Driving Directions Iraq
IRAQ is located in southwest Asia, wedged between The Gulf and Syria. The Republic of Iraq includes most ancient Mesopotamia, which lay between the Tigris and Euphrates, the two great rivers that are a dominant feature of Iraq. These two rivers flow through Iraq from northwest to southeast before finally uniting to form Shatt al Arab’s tidal river, which empties into The Gulf.
The lower part of this river courses through marshland while, west of the Euphrates, the land rises and grades into the semidesert and desert of Syria. The northeast of Iraq is mountainous, with high peaks reaching elevations of 3,600 meters or 11,811 feet.
Iraq has many ancient archaeological sites, and Mesopotamia was the birthplace of such early civilizations as Sumer, Babylon, and Assyria.

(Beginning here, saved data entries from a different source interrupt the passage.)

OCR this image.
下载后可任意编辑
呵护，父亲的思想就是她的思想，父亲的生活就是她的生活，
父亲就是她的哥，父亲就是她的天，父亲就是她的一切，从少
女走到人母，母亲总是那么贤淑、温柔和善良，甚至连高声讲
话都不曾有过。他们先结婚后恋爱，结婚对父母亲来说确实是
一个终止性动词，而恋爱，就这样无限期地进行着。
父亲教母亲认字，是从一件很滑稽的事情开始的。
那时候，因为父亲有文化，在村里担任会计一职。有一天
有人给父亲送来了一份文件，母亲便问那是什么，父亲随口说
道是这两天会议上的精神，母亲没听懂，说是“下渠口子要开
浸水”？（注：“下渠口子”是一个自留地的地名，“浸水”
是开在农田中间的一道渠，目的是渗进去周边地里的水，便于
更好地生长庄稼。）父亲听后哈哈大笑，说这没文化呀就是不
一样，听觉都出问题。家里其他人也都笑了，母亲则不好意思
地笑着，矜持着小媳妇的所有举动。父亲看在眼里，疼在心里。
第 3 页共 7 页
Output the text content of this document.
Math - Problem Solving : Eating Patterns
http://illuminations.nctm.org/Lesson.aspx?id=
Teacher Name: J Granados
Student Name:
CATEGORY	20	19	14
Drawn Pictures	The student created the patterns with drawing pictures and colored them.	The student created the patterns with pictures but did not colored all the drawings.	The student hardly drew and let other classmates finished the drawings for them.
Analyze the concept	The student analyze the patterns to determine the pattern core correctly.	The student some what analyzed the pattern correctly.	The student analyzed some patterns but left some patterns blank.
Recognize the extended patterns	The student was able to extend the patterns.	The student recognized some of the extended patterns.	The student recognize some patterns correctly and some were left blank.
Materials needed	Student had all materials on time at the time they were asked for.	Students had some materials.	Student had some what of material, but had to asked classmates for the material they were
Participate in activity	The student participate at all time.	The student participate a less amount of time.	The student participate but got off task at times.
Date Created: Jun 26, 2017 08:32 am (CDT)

Although Iraq is primarily an agricultural country, the only fertile land is in the Tigris and Euphrates’ river basins, where wheat, barley, rice, tobacco, and cotton are grown. The world’s largest producer of dates also comes from this area and is the country’s main export product. Various other fruits are grown, such as apples, olives, figs, grapes, and pomegranates.
Iraq profited from the great oil boom of the 1970s but, during the war with Iran, oil terminals in The Gulf were destroyed, and the Trans-Syrian Pipeline closed. Internal and external conflict and economic sanctions imposed by the international community continue to affect Iraq’s economy severely.
Google maps™ Iraq
In the north, the Tigris and Euphrates Rivers pass through elevated terrain, but near the middle of the country, the rivers enter a vast alluvial plain that extends to the Persian Gulf. Rugged, inhospitable mountains extend to the north and northeast; the Syrian desert is almost completely uninhabited, blankets the west and southwest.